Addressing ambiguity
AI systems for medical image segmentation typically use . Loosely based on the human brain, neural networks are machine-learning models comprising many interconnected layers of nodes, or neurons, that process data.
After speaking with collaborators at the Broad Institute and MGH who use these systems, the researchers realized two major issues limit their effectiveness. The models cannot capture uncertainty and they must be retrained for even a slightly different segmentation task.
Some methods try to overcome one pitfall, but tackling both problems with a single solution has proven especially tricky, Rakic says.
“If you want to take ambiguity into account, you often have to use an extremely complicated model. With the method we propose, our goal is to make it easy to use with a relatively small model so that it can make predictions quickly,” she says.
The researchers built Tyche by modifying a straightforward neural network architecture.
A user first feeds Tyche a few examples that show the segmentation task. For instance, examples could include several images of lesions in a heart MRI that have been segmented by different human experts so the model can learn the task and see that there is ambiguity.
The researchers found that just 16 example images, called a “context set,” is enough for the model to make good predictions, but there is no limit to the number of examples one can use. The context set enables Tyche to solve new tasks without retraining.

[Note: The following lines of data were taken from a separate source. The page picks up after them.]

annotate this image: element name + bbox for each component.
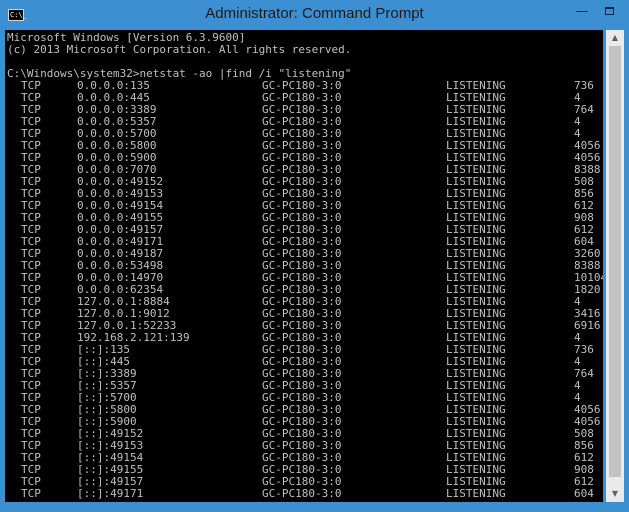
netstat-row: TCP [::]:49171 GC-PC180-3:0 LISTENING 604 — [7, 487, 594, 500]
vertical-scrollbar[interactable]: ▲ ▼ — [606, 30, 624, 502]
title-bar[interactable]: C:\_ Administrator: Command Prompt — — [0, 0, 629, 30]
scroll-down-arrow-icon[interactable]: ▼ — [606, 486, 624, 502]
window-bottom-border — [0, 502, 629, 512]
scroll-thumb[interactable] — [609, 46, 621, 477]
maximize-icon — [604, 7, 614, 15]
protocol-cell: TCP — [21, 487, 41, 500]
local-address-cell: [::]:49171 — [77, 487, 144, 500]
maximize-button[interactable] — [597, 2, 621, 22]
pid-cell: 604 — [574, 487, 594, 500]
state-cell: LISTENING — [446, 487, 506, 500]
scroll-track[interactable] — [606, 46, 624, 486]
scroll-up-arrow-icon[interactable]: ▲ — [606, 30, 624, 46]
console-text: Microsoft Windows [Version 6.3.9600] (c) … — [7, 32, 603, 500]
console-output[interactable]: Microsoft Windows [Version 6.3.9600] (c) … — [5, 30, 603, 502]
command-prompt-window: C:\_ Administrator: Command Prompt — Mic… — [0, 0, 629, 512]
minimize-button[interactable]: — — [570, 2, 594, 22]
window-title: Administrator: Command Prompt — [205, 5, 424, 22]
foreign-address-cell: GC-PC180-3:0 — [262, 487, 342, 500]
header-line: (c) 2013 Microsoft Corporation. All righ… — [7, 43, 352, 56]
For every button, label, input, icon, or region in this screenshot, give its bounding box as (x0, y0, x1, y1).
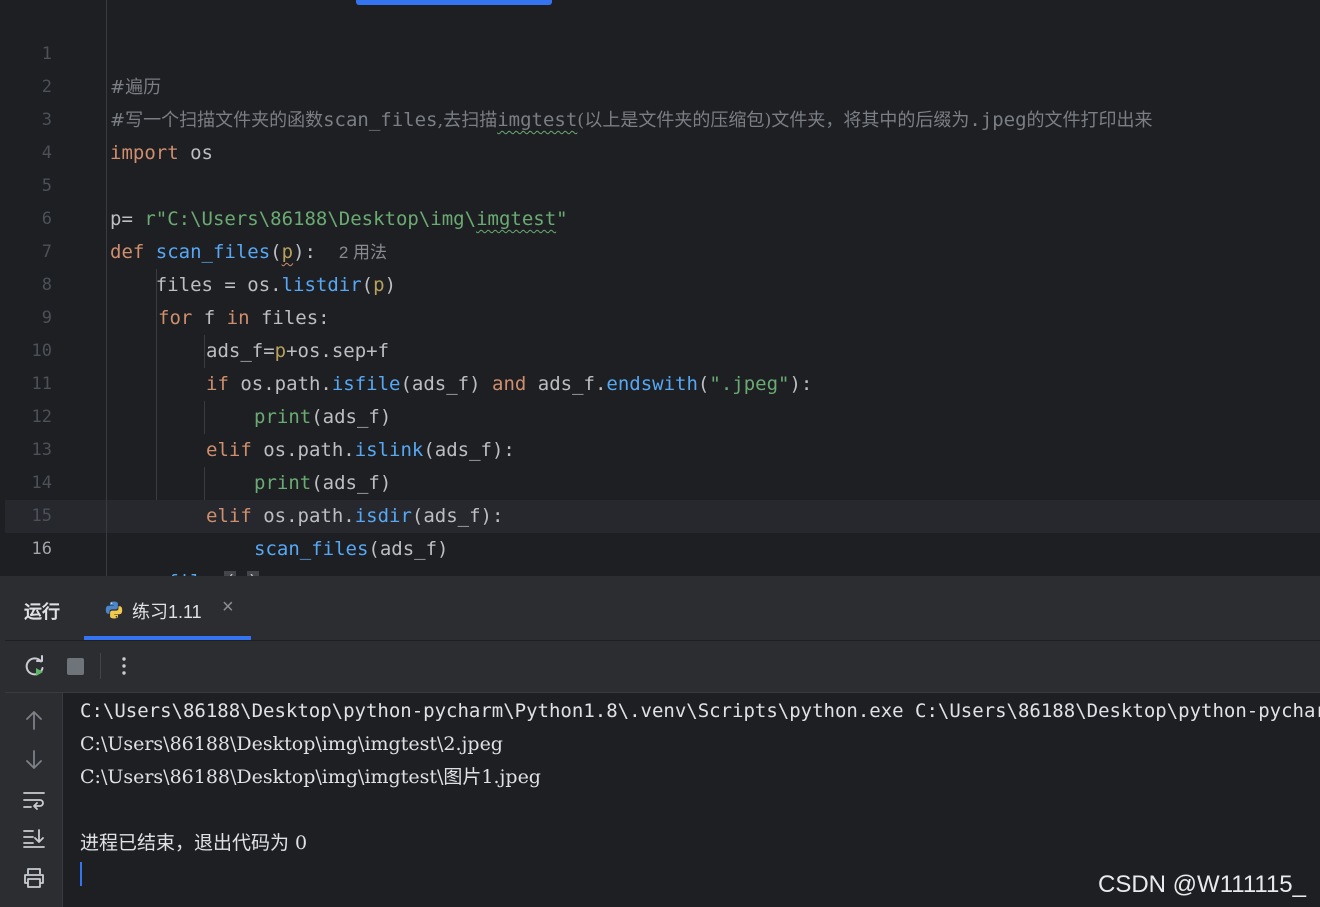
run-toolbar (5, 641, 1320, 693)
code-line-current[interactable]: 16 scan_files(p) (0, 500, 1320, 576)
line-number: 16 (31, 539, 52, 559)
scroll-to-end-icon[interactable] (21, 825, 47, 851)
run-tool-window-header: 运行 练习1.11 × (5, 576, 1320, 641)
print-icon[interactable] (21, 865, 47, 891)
more-options-icon[interactable] (110, 652, 138, 680)
code-line[interactable]: 3 import os (0, 71, 1320, 164)
console-line: C:\Users\86188\Desktop\img\imgtest\图片1.j… (80, 766, 541, 788)
code-line[interactable]: 5 p= r"C:\Users\86188\Desktop\img\imgtes… (0, 137, 1320, 230)
console-side-toolbar (5, 693, 63, 907)
code-line[interactable]: 12 elif os.path.islink(ads_f): (0, 368, 1320, 461)
run-config-tab[interactable]: 练习1.11 × (84, 576, 251, 640)
code-line[interactable]: 4 (0, 104, 1320, 163)
function-call: scan_files (254, 538, 369, 560)
code-line[interactable]: 15 scan_files(ads_f) (0, 467, 1320, 560)
run-tab-label: 练习1.11 (132, 602, 202, 622)
console-line: C:\Users\86188\Desktop\python-pycharm\Py… (80, 700, 1320, 722)
code-line[interactable]: 9 ads_f=p+os.sep+f (0, 269, 1320, 362)
code-text: scan_files(ads_f) (254, 533, 448, 566)
close-icon[interactable]: × (222, 596, 234, 619)
active-tab-indicator (84, 636, 251, 640)
arrow-down-icon[interactable] (21, 747, 47, 773)
text-cursor (80, 862, 82, 886)
console-line: C:\Users\86188\Desktop\img\imgtest\2.jpe… (80, 733, 503, 755)
console-line: 进程已结束，退出代码为 0 (80, 832, 308, 854)
toolbar-separator (100, 653, 101, 679)
rerun-icon[interactable] (21, 652, 49, 680)
code-line[interactable]: 2 #写一个扫描文件夹的函数scan_files,去扫描imgtest(以上是文… (0, 38, 1320, 131)
code-line[interactable]: 11 print(ads_f) (0, 335, 1320, 428)
code-line[interactable]: 1 #遍历 (0, 5, 1320, 98)
code-line[interactable]: 14 elif os.path.isdir(ads_f): (0, 434, 1320, 527)
code-text: scan_files(p) (110, 566, 259, 576)
code-line[interactable]: 13 print(ads_f) (0, 401, 1320, 494)
code-line[interactable]: 6 def scan_files(p): 2 用法 (0, 170, 1320, 263)
code-line[interactable]: 7 files = os.listdir(p) (0, 203, 1320, 296)
watermark: CSDN @W111115_ (1098, 871, 1306, 898)
arrow-up-icon[interactable] (21, 707, 47, 733)
soft-wrap-icon[interactable] (21, 787, 47, 813)
code-line[interactable]: 8 for f in files: (0, 236, 1320, 329)
run-panel-title: 运行 (24, 602, 60, 622)
python-icon (104, 600, 124, 620)
identifier: (ads_f) (368, 538, 449, 560)
code-line[interactable]: 10 if os.path.isfile(ads_f) and ads_f.en… (0, 302, 1320, 395)
stop-icon[interactable] (61, 652, 89, 680)
code-editor[interactable]: 1 #遍历 2 #写一个扫描文件夹的函数scan_files,去扫描imgtes… (0, 0, 1320, 576)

For Tyche to capture uncertainty, the researchers modified the neural network so it outputs multiple predictions based on one medical image input and the context set. They adjusted the network’s layers so that, as data move from layer to layer, the candidate segmentations produced at each step can “talk” to each other and the examples in the context set.
In this way, the model can ensure that candidate segmentations are all a bit different, but still solve the task.
“It is like rolling dice. If your model can roll a two, three, or four, but doesn’t know you have a two and a four already, then either one might appear again,” she says.
They also modified the training process so it is rewarded by maximizing the quality of its best prediction.
If the user asked for five predictions, at the end they can see all five medical image segmentations Tyche produced, even though one might be better than the others.
The researchers also developed a version of Tyche that can be used with an existing, pretrained model for medical image segmentation. In this case, Tyche enables the model to output multiple candidates by making slight transformations to images.
Better, faster predictions
When the researchers tested Tyche with datasets of annotated medical images, they found that its predictions captured the diversity of human annotators, and that its best predictions were better than any from the baseline models. Tyche also performed faster than most models.
“Outputting multiple candidates and ensuring they are different from one another really gives you an edge,” Rakic says.
The researchers also saw that Tyche could outperform more complex models that have been trained using a large, specialized dataset.
For future work, they plan to try using a more flexible context set, perhaps including text or multiple types of images. In addition, they want to explore methods that could improve Tyche’s worst predictions and enhance the system so it can recommend the best segmentation candidates.
This research is funded, in part, by the National Institutes of Health, the Eric and Wendy Schmidt Center at the Broad Institute of MIT and Harvard, and Quanta Computer.